Penetapan kadar boraks secara kuantitatif yaitu menimbang sampel ±10 g,
Mengeringkan hingga benar-benar kering pada suhu 60ºC di oven. Diabukan pada suhu
600ºC di furnace selama 8 jam. Melarutkan dengan air panas sampai 1000,0 ml dipipet
1,0 ml, 2,0 ml, 3,0 ml, 4,0 ml, 5,0 ml. Ditambah NaOH 10% sebanyak 1,0 ml,
dipanaskan 2,5 jam suhu 100oC, kemudian dikeringkan 30’ suhu 100oC. Ditambah
kurkumin 0,125% sebanyak 3,0 ml, dipanaskan sampai larut. Menambah asam asetat :
asam sulfat (1:1) sebanyak 3,0 ml sampai warna kuning berubah menjadi ungu.
Ditambahkan etanol ke dalam labu ukur sampai tepat 25,0 ml, kemudian disaring dan 3
ml saringan pertama dibuang Saringan berikutnya diamati pada spektrofotometri Vis
scanning pada λ = 700 nm-500 nm. Diamati absorbansinya pada panjang gelombang λ =
550 nm dan dicatat absorbansinya. Penetapan kadar % recovery yaitu Ditimbang sampel
±10 g. Ditambahkan boraks sebanyak 5,0 ml (±1000 bpj). Dioven hingga benar-benar
kering pada suhu 600 C. Diabukan pada suhu 6000 C di Furnace selama 8 jam.
Dilarutkan dengan air panas sampai 1000,0 ml. Dipipet 0,5 ml. Ditambah NaOH 10%
sebanyak 1,0 ml, dipanaskan 2,5 jam suhu 1000C, kemudian dikeringkan pada suhu
1000C selama 30’. Ditambah kurkumin sebanyak 3,0 ml, dipanaskan sampai larut.
Ditambah asam asetat : asam sulfat (1:1) sebanyak 3,0 ml sampai warna kuning berubah
menjadi ungu. Ditambahkan etanol ke dalam labu ukur sampai tepat 25,0 ml,kemudian
disaring dan 3 ml saringan pertama dibuang. Saringan berikutnya diamati pada
spektrofotometri Vis scanning pada λ = 700 nm – 500 nm. Diamati absorbansinya pada
panjang gelombang λ = 550 nm hasil scanning, dicatat absorbansinya.

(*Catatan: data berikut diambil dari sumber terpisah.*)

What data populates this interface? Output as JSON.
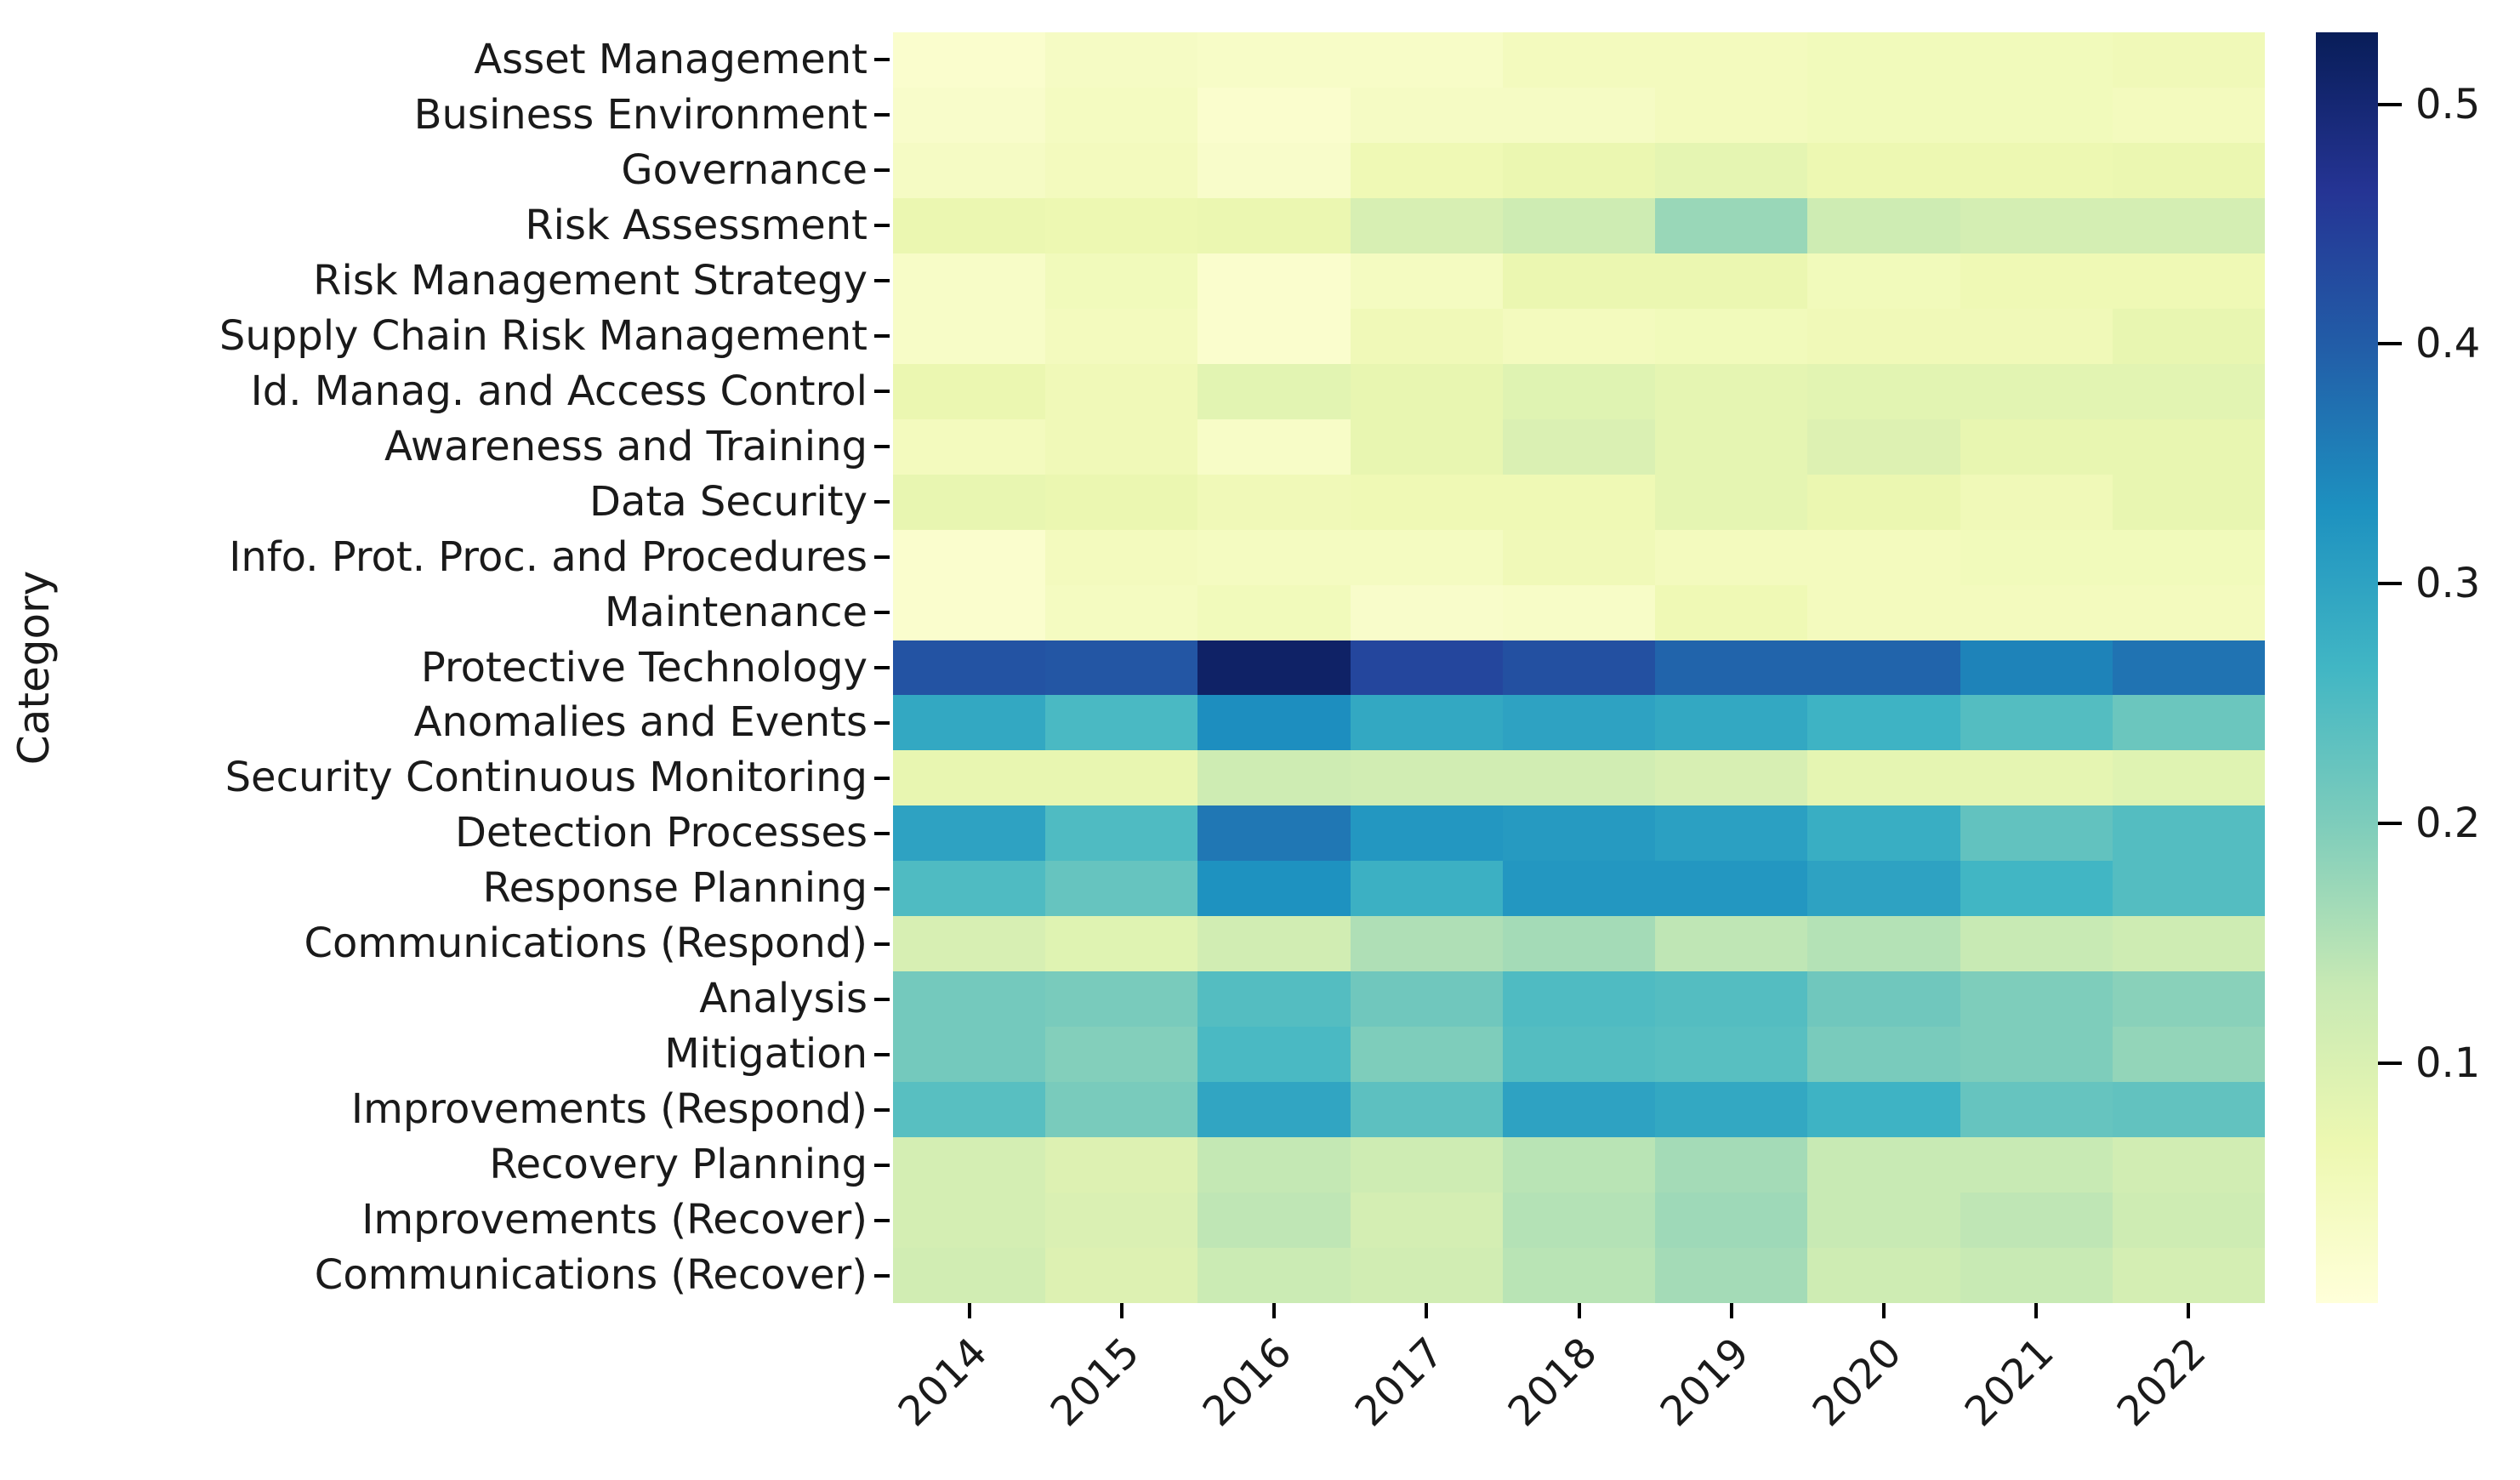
{
  "chart_data": {
    "type": "heatmap",
    "title": "",
    "xlabel": "",
    "ylabel": "Category",
    "grid": false,
    "legend_position": "right-colorbar",
    "colormap": "YlGnBu",
    "colormap_stops": [
      [
        0.0,
        "#ffffd9"
      ],
      [
        0.125,
        "#edf8b1"
      ],
      [
        0.25,
        "#c7e9b4"
      ],
      [
        0.375,
        "#7fcdbb"
      ],
      [
        0.5,
        "#41b6c4"
      ],
      [
        0.625,
        "#1d91c0"
      ],
      [
        0.75,
        "#225ea8"
      ],
      [
        0.875,
        "#253494"
      ],
      [
        1.0,
        "#081d58"
      ]
    ],
    "vmin": 0.0,
    "vmax": 0.53,
    "colorbar_ticks": [
      {
        "label": "0.5",
        "value": 0.5
      },
      {
        "label": "0.4",
        "value": 0.4
      },
      {
        "label": "0.3",
        "value": 0.3
      },
      {
        "label": "0.2",
        "value": 0.2
      },
      {
        "label": "0.1",
        "value": 0.1
      }
    ],
    "x": [
      "2014",
      "2015",
      "2016",
      "2017",
      "2018",
      "2019",
      "2020",
      "2021",
      "2022"
    ],
    "rows": [
      {
        "label": "Asset Management",
        "values": [
          0.02,
          0.035,
          0.03,
          0.03,
          0.045,
          0.045,
          0.05,
          0.05,
          0.055
        ]
      },
      {
        "label": "Business Environment",
        "values": [
          0.025,
          0.04,
          0.02,
          0.035,
          0.035,
          0.045,
          0.05,
          0.05,
          0.045
        ]
      },
      {
        "label": "Governance",
        "values": [
          0.035,
          0.045,
          0.025,
          0.06,
          0.07,
          0.08,
          0.065,
          0.065,
          0.07
        ]
      },
      {
        "label": "Risk Assessment",
        "values": [
          0.07,
          0.065,
          0.07,
          0.105,
          0.12,
          0.175,
          0.12,
          0.11,
          0.11
        ]
      },
      {
        "label": "Risk Management Strategy",
        "values": [
          0.03,
          0.05,
          0.02,
          0.04,
          0.07,
          0.07,
          0.05,
          0.06,
          0.06
        ]
      },
      {
        "label": "Supply Chain Risk Management",
        "values": [
          0.03,
          0.045,
          0.02,
          0.055,
          0.045,
          0.05,
          0.055,
          0.055,
          0.075
        ]
      },
      {
        "label": "Id. Manag. and Access Control",
        "values": [
          0.07,
          0.055,
          0.085,
          0.075,
          0.09,
          0.08,
          0.085,
          0.085,
          0.085
        ]
      },
      {
        "label": "Awareness and Training",
        "values": [
          0.045,
          0.055,
          0.03,
          0.075,
          0.1,
          0.08,
          0.095,
          0.075,
          0.075
        ]
      },
      {
        "label": "Data Security",
        "values": [
          0.075,
          0.07,
          0.055,
          0.06,
          0.06,
          0.08,
          0.07,
          0.055,
          0.075
        ]
      },
      {
        "label": "Info. Prot. Proc. and Procedures",
        "values": [
          0.02,
          0.045,
          0.04,
          0.04,
          0.055,
          0.045,
          0.045,
          0.05,
          0.05
        ]
      },
      {
        "label": "Maintenance",
        "values": [
          0.02,
          0.04,
          0.05,
          0.025,
          0.03,
          0.06,
          0.045,
          0.045,
          0.045
        ]
      },
      {
        "label": "Protective Technology",
        "values": [
          0.415,
          0.41,
          0.515,
          0.435,
          0.42,
          0.39,
          0.39,
          0.35,
          0.37
        ]
      },
      {
        "label": "Anomalies and Events",
        "values": [
          0.29,
          0.255,
          0.335,
          0.29,
          0.3,
          0.29,
          0.27,
          0.245,
          0.22
        ]
      },
      {
        "label": "Security Continuous Monitoring",
        "values": [
          0.075,
          0.075,
          0.12,
          0.115,
          0.115,
          0.105,
          0.08,
          0.08,
          0.09
        ]
      },
      {
        "label": "Detection Processes",
        "values": [
          0.3,
          0.25,
          0.365,
          0.32,
          0.315,
          0.305,
          0.28,
          0.23,
          0.245
        ]
      },
      {
        "label": "Response Planning",
        "values": [
          0.25,
          0.225,
          0.33,
          0.275,
          0.32,
          0.32,
          0.3,
          0.265,
          0.245
        ]
      },
      {
        "label": "Communications (Respond)",
        "values": [
          0.105,
          0.09,
          0.115,
          0.155,
          0.165,
          0.14,
          0.15,
          0.13,
          0.12
        ]
      },
      {
        "label": "Analysis",
        "values": [
          0.21,
          0.205,
          0.245,
          0.215,
          0.25,
          0.245,
          0.215,
          0.2,
          0.19
        ]
      },
      {
        "label": "Mitigation",
        "values": [
          0.21,
          0.195,
          0.255,
          0.2,
          0.245,
          0.24,
          0.205,
          0.2,
          0.18
        ]
      },
      {
        "label": "Improvements (Respond)",
        "values": [
          0.24,
          0.205,
          0.295,
          0.235,
          0.3,
          0.29,
          0.27,
          0.225,
          0.23
        ]
      },
      {
        "label": "Recovery Planning",
        "values": [
          0.11,
          0.095,
          0.135,
          0.12,
          0.145,
          0.165,
          0.13,
          0.13,
          0.115
        ]
      },
      {
        "label": "Improvements (Recover)",
        "values": [
          0.11,
          0.1,
          0.14,
          0.11,
          0.15,
          0.17,
          0.13,
          0.14,
          0.12
        ]
      },
      {
        "label": "Communications (Recover)",
        "values": [
          0.115,
          0.095,
          0.125,
          0.115,
          0.145,
          0.165,
          0.12,
          0.13,
          0.11
        ]
      }
    ]
  }
}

Penetapan kadar % recovery yaitu Ditimbang sampel ±10 g. Ditambahkan boraks
sebanyak 5,0 ml (±1000 bpj). Dioven hingga benar-benar kering pada suhu 600 C.
Diabukan pada suhu 6000 C di Furnace selama 8 jam. Dilarutkan dengan air panas
sampai 1000,0 ml. Dipipet 0,5 ml. Ditambah NaOH 10% sebanyak 1,0 ml, dipanaskan
2,5 jam suhu 1000C, kemudian dikeringkan pada suhu 1000C selama 30’. Ditambah
kurkumin sebanyak 3,0 ml, dipanaskan sampai larut. Ditambah asam asetat : asam sulfat
(1:1) sebanyak 3,0 ml sampai warna kuning berubah menjadi ungu. Ditambahkan etanol
ke dalam labu ukur sampai tepat 25,0 ml,kemudian disaring dan 3 ml saringan pertama
dibuang. Saringan berikutnya diamati pada spektrofotometri Vis scanning pada λ = 700
nm – 500 nm. Diamati absorbansinya pada panjang gelombang λ = 550 nm hasil
scanning, dicatat absorbansinya
4. Kesimpulan
Berdasarkan penelitian yang dilakukan dapat disimpulkan bahwa pada
sampel bakso daging sapi A dan B tidak mengandung boraks, telah memenuhi
persyaratan dalam Peraturan Menteri Kesehatan RI Nomor 722/Menkes/Per/IX/ 1988
tentang larangan penggunaan boraks pada makanan. Hasil validasi metode diperoleh
nilai Vxo = 2,61%. LLOD dan LLOQ untuk baku boraks yaitu 0,0092 bpj dan
0,0307 bpj. KV = 0,18% - 0,37%. Hasil %recovery pada sampel bakso daging sapi
sebesar 83% - 83,74%. Hasil ini telah memenuhi persyaratan validasi metode dengan
parameter selektifitas, akurasi, presisi.
Berdasarkan hasil dari penelitian yang telah dilakukan, saran yang ingin
penulis sampaikan adalah perlu dilakukan analisis kadar boraks pada produk olahan
lain selain daging, seperti kerupuk puli, mie, dan gula merah.